- Old Fort (LA 1869)
- U.S. National Register of Historic Places
- Nearest city: Tierra Amarilla, New Mexico
- MPS: Navajo--Refugee Pueblo TR
- NRHP reference No.: 86003614
- Added to NRHP: January 21, 1987

= Old Fort Ruin =

Old Fort Ruin is an archaeological site located in Rio Arriba County, northwestern New Mexico, United States, on lands owned by the State of New Mexico. The site consists of the ruins of a Navajo pueblito and associated hogans and artifacts. The site is included on the National Register of Historic Places in New Mexico.

==Site description==
Old Fort is located on the edge of a mesa overlooking a deep canyon in the cultural area known as the Dinétah, the traditional homeland of the Navajo people.

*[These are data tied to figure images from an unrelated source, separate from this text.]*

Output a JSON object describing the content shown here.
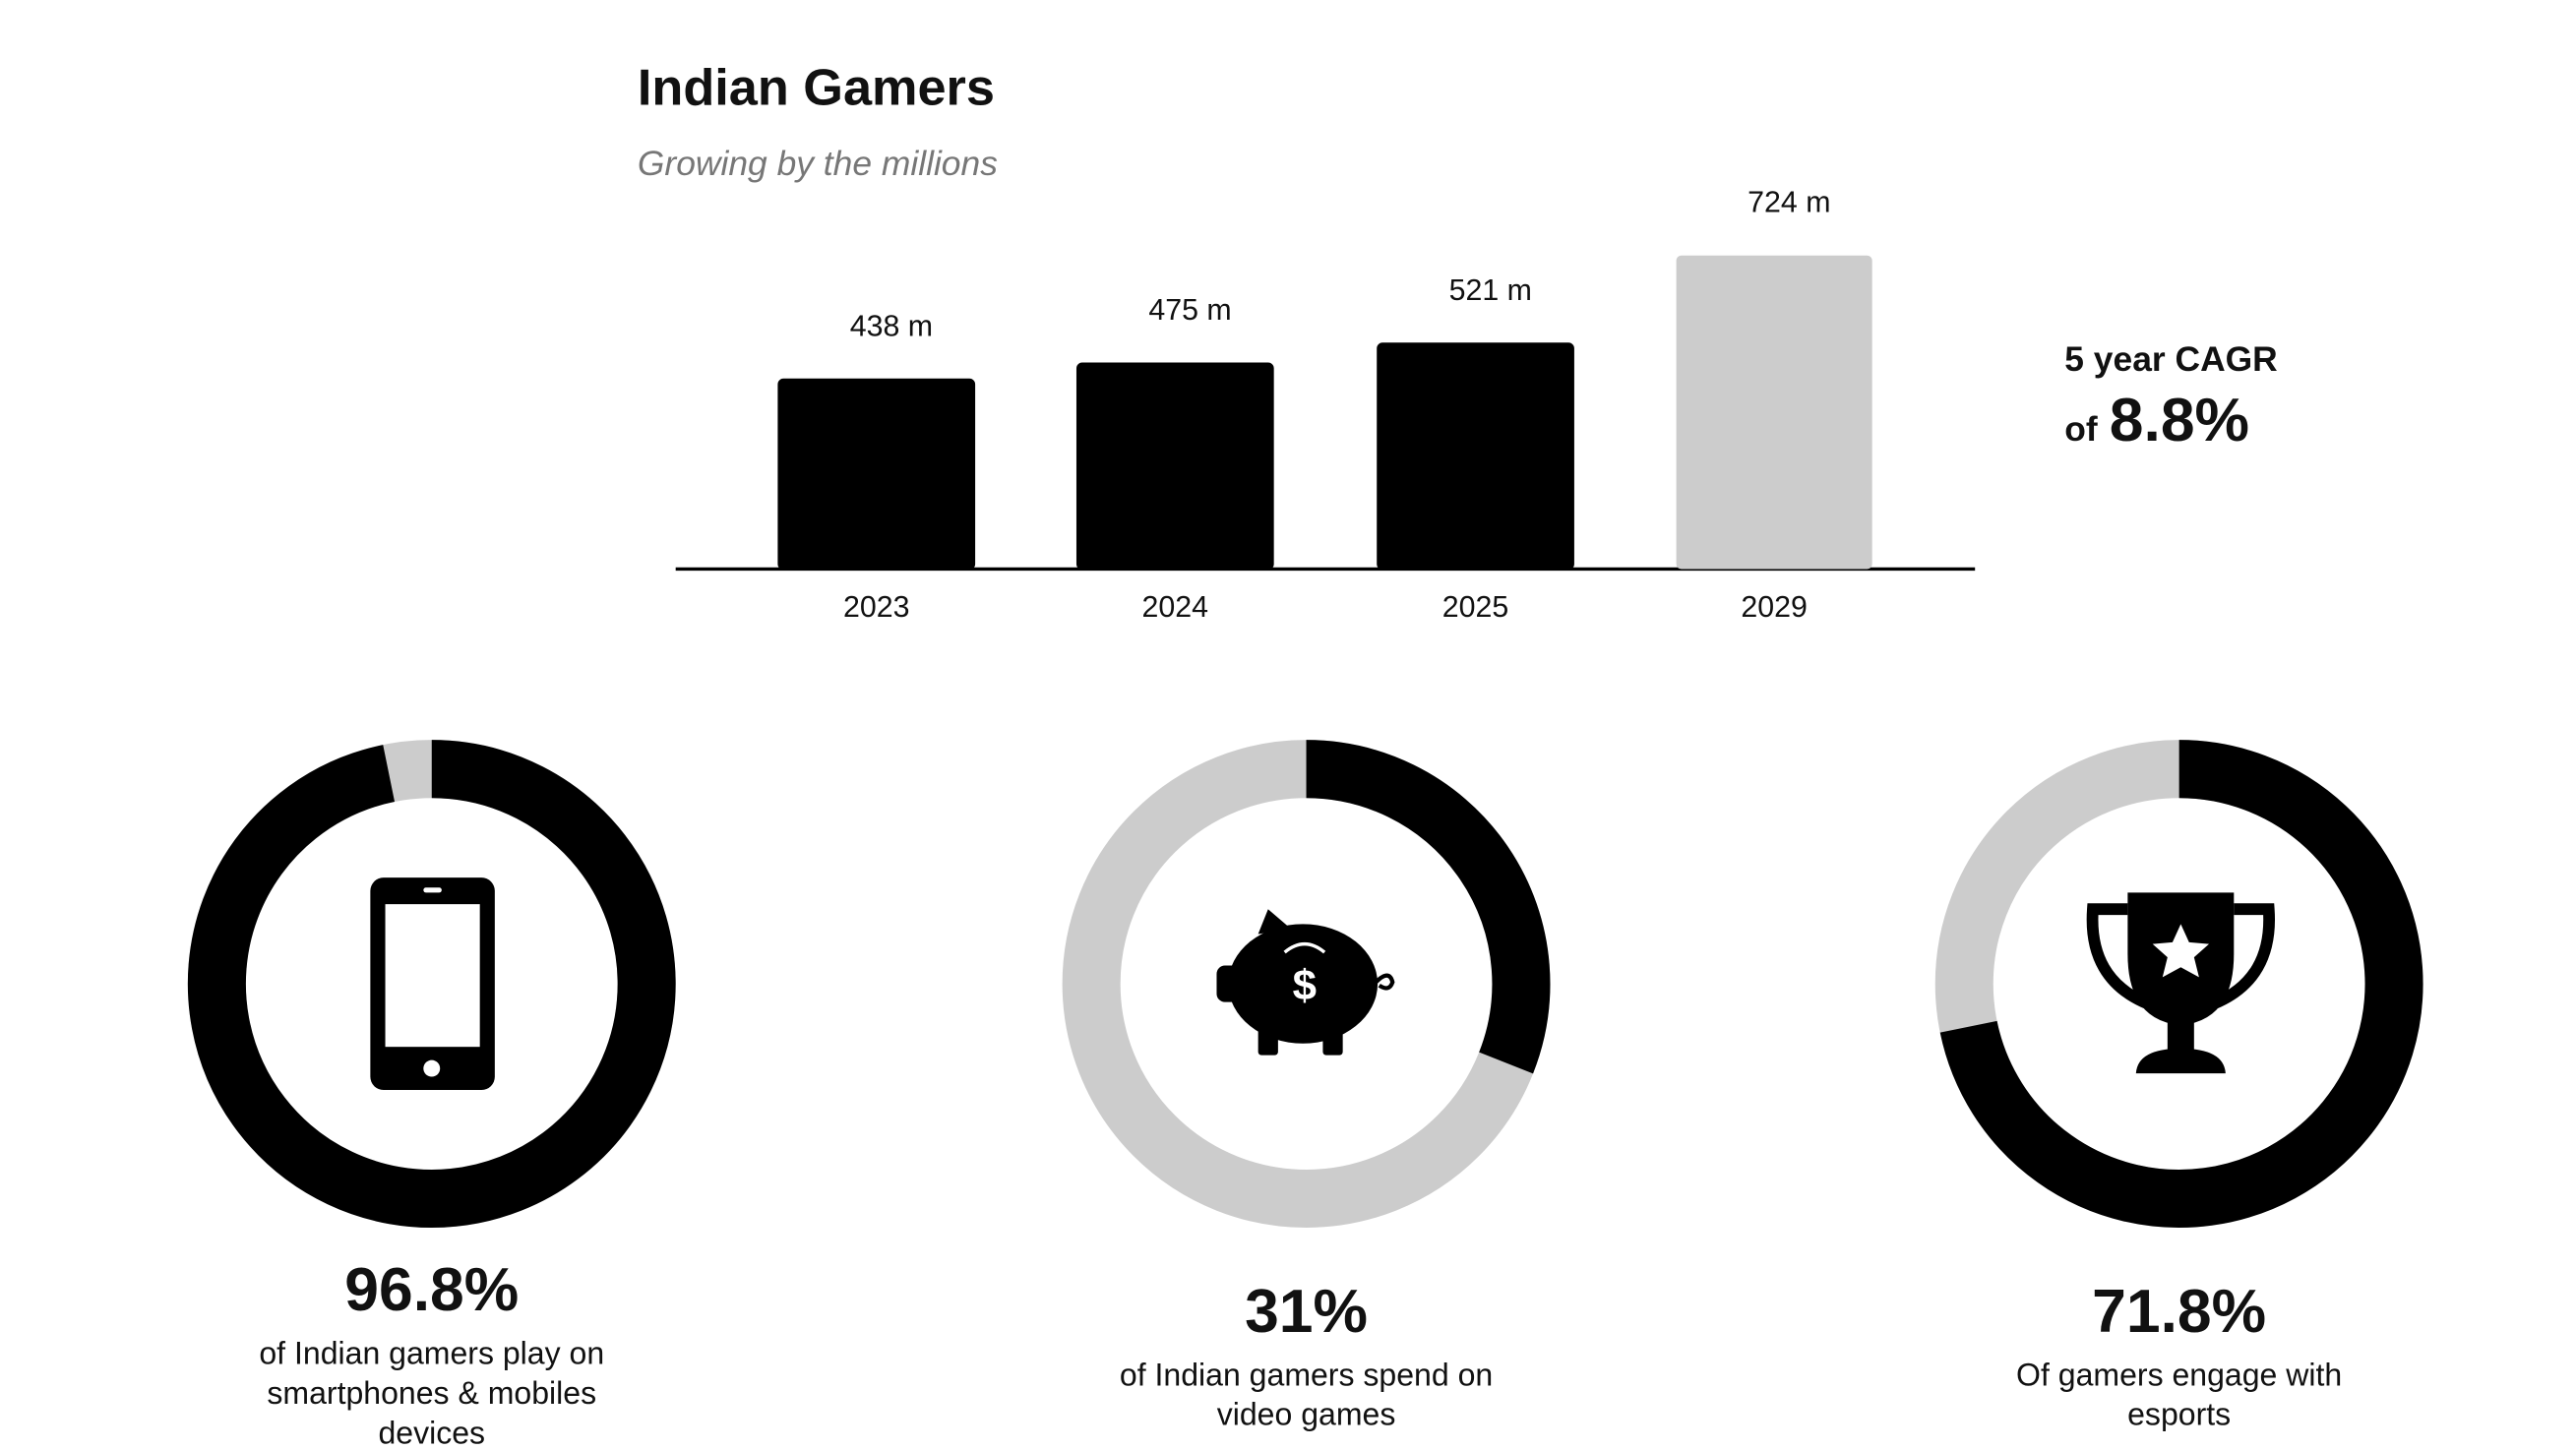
{
  "chart_data": [
    {
      "type": "bar",
      "title": "Indian Gamers",
      "subtitle": "Growing by the millions",
      "categories": [
        "2023",
        "2024",
        "2025",
        "2029"
      ],
      "values": [
        438,
        475,
        521,
        724
      ],
      "value_labels": [
        "438 m",
        "475 m",
        "521 m",
        "724 m"
      ],
      "colors": [
        "#000000",
        "#000000",
        "#000000",
        "#cccccc"
      ],
      "annotation": {
        "line1": "5 year CAGR",
        "prefix": "of",
        "value": "8.8%"
      }
    },
    {
      "type": "donut",
      "values": [
        96.8
      ],
      "value_labels": [
        "96.8%"
      ],
      "caption": [
        "of Indian gamers play on",
        "smartphones & mobiles",
        "devices"
      ],
      "color": "#000000",
      "track_color": "#cccccc"
    },
    {
      "type": "donut",
      "values": [
        31
      ],
      "value_labels": [
        "31%"
      ],
      "caption": [
        "of Indian gamers spend on",
        "video games"
      ],
      "color": "#000000",
      "track_color": "#cccccc"
    },
    {
      "type": "donut",
      "values": [
        71.8
      ],
      "value_labels": [
        "71.8%"
      ],
      "caption": [
        "Of gamers engage with",
        "esports"
      ],
      "color": "#000000",
      "track_color": "#cccccc"
    }
  ]
}
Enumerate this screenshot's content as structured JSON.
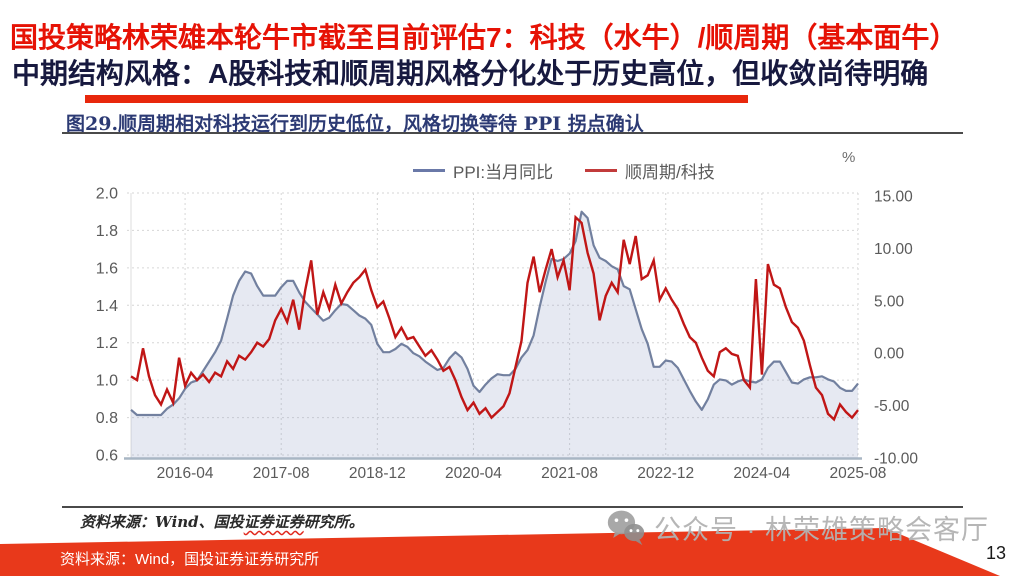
{
  "slide": {
    "title_line1": "国投策略林荣雄本轮牛市截至目前评估7：科技（水牛）/顺周期（基本面牛）",
    "title_line2": "中期结构风格：A股科技和顺周期风格分化处于历史高位，但收敛尚待明确",
    "accent_color": "#e8270c",
    "page_number": "13"
  },
  "figure": {
    "caption": "图29.顺周期相对科技运行到历史低位，风格切换等待 PPI 拐点确认",
    "legend": [
      {
        "label": "PPI:当月同比",
        "color": "#6a79a8"
      },
      {
        "label": "顺周期/科技",
        "color": "#c23b3b"
      }
    ],
    "unit_label": "%",
    "source_prefix": "资料来源：Wind、国投",
    "source_wavy": "证券证券",
    "source_suffix": "研究所。"
  },
  "chart_data": {
    "type": "line",
    "x_start": "2015-07",
    "x_end": "2025-08",
    "x_interval": "monthly",
    "x_tick_labels": [
      "2016-04",
      "2017-08",
      "2018-12",
      "2020-04",
      "2021-08",
      "2022-12",
      "2024-04",
      "2025-08"
    ],
    "x_tick_indices": [
      9,
      25,
      41,
      57,
      73,
      89,
      105,
      121
    ],
    "left_axis": {
      "min": 0.6,
      "max": 2.0,
      "ticks": [
        2.0,
        1.8,
        1.6,
        1.4,
        1.2,
        1.0,
        0.8,
        0.6
      ]
    },
    "right_axis": {
      "min": -10,
      "max": 15,
      "unit": "%",
      "ticks": [
        15.0,
        10.0,
        5.0,
        0.0,
        -5.0,
        -10.0
      ]
    },
    "grid": true,
    "legend_position": "top",
    "series": [
      {
        "name": "PPI:当月同比",
        "axis": "right",
        "color": "#72809f",
        "fill": "rgba(140,155,195,0.22)",
        "values": [
          -5.4,
          -5.9,
          -5.9,
          -5.9,
          -5.9,
          -5.9,
          -5.3,
          -4.9,
          -4.3,
          -3.4,
          -2.8,
          -2.6,
          -1.7,
          -0.8,
          0.1,
          1.2,
          3.3,
          5.5,
          6.9,
          7.8,
          7.6,
          6.4,
          5.5,
          5.5,
          5.5,
          6.3,
          6.9,
          6.9,
          5.8,
          4.9,
          4.3,
          3.7,
          3.1,
          3.4,
          4.1,
          4.7,
          4.6,
          4.1,
          3.6,
          3.3,
          2.7,
          0.9,
          0.1,
          0.1,
          0.4,
          0.9,
          0.6,
          0.0,
          -0.3,
          -0.8,
          -1.2,
          -1.6,
          -1.4,
          -0.5,
          0.1,
          -0.4,
          -1.5,
          -3.1,
          -3.7,
          -3.0,
          -2.4,
          -2.0,
          -2.1,
          -2.1,
          -1.5,
          -0.4,
          0.3,
          1.7,
          4.4,
          6.8,
          9.0,
          8.8,
          9.0,
          9.5,
          10.7,
          13.5,
          12.9,
          10.3,
          9.1,
          8.8,
          8.3,
          8.0,
          6.4,
          6.1,
          4.2,
          2.3,
          0.9,
          -1.3,
          -1.3,
          -0.7,
          -0.8,
          -1.4,
          -2.5,
          -3.6,
          -4.6,
          -5.4,
          -4.4,
          -3.0,
          -2.5,
          -2.6,
          -3.0,
          -2.7,
          -2.5,
          -2.7,
          -2.8,
          -2.5,
          -1.4,
          -0.8,
          -0.8,
          -1.8,
          -2.8,
          -2.9,
          -2.5,
          -2.3,
          -2.3,
          -2.2,
          -2.5,
          -2.7,
          -3.3,
          -3.6,
          -3.6,
          -2.9
        ]
      },
      {
        "name": "顺周期/科技",
        "axis": "left",
        "color": "#c01616",
        "values": [
          1.02,
          1.0,
          1.17,
          1.02,
          0.92,
          0.87,
          0.95,
          0.88,
          1.12,
          0.97,
          1.04,
          1.0,
          1.03,
          0.99,
          1.04,
          1.02,
          1.1,
          1.06,
          1.13,
          1.11,
          1.15,
          1.2,
          1.18,
          1.22,
          1.32,
          1.38,
          1.31,
          1.43,
          1.27,
          1.48,
          1.64,
          1.35,
          1.47,
          1.38,
          1.51,
          1.41,
          1.47,
          1.52,
          1.55,
          1.59,
          1.48,
          1.39,
          1.42,
          1.33,
          1.23,
          1.28,
          1.22,
          1.23,
          1.18,
          1.13,
          1.16,
          1.11,
          1.05,
          1.07,
          1.0,
          0.91,
          0.84,
          0.88,
          0.82,
          0.85,
          0.8,
          0.83,
          0.86,
          0.93,
          1.07,
          1.21,
          1.52,
          1.66,
          1.47,
          1.59,
          1.7,
          1.55,
          1.64,
          1.48,
          1.87,
          1.84,
          1.68,
          1.57,
          1.32,
          1.45,
          1.52,
          1.47,
          1.75,
          1.62,
          1.77,
          1.54,
          1.56,
          1.64,
          1.43,
          1.49,
          1.43,
          1.38,
          1.3,
          1.23,
          1.2,
          1.12,
          1.05,
          1.02,
          1.15,
          1.17,
          1.14,
          1.13,
          1.0,
          0.96,
          1.54,
          1.03,
          1.62,
          1.51,
          1.49,
          1.39,
          1.31,
          1.28,
          1.21,
          1.08,
          0.96,
          0.92,
          0.82,
          0.79,
          0.87,
          0.83,
          0.8,
          0.84
        ]
      }
    ]
  },
  "watermark": {
    "text": "公众号 · 林荣雄策略会客厅"
  },
  "footer": {
    "source_text": "资料来源：Wind，国投证券证券研究所"
  }
}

The site contains the remains of eight forked-stick hogans and 12 ground floor rooms, all of which are enclosed by a stone wall. The wall stands nearly 2 meters in height. Access to the interior compound was gained via two covered entry passages which lead north onto a bench of the cliff below the site.

==Excavations==
Archaeological investigations at the site produced a metate, manos, arrow shaft smoothers, an iron axe, a variety of ceramic sherds, and bones from sheep, horses, dogs, and mule deer also snipe. The ceramics were mainly of the local Dinetah Gray and Gobernador Polychrome types, along with trade wares from the Rio Grande Pueblo region including Ashiwi, Puname, Tewa, Payupki, and Hawikuh polychrome specimens.

Dendrochronological samples from the site indicate dates ranging from 1722 to 1749 C.E.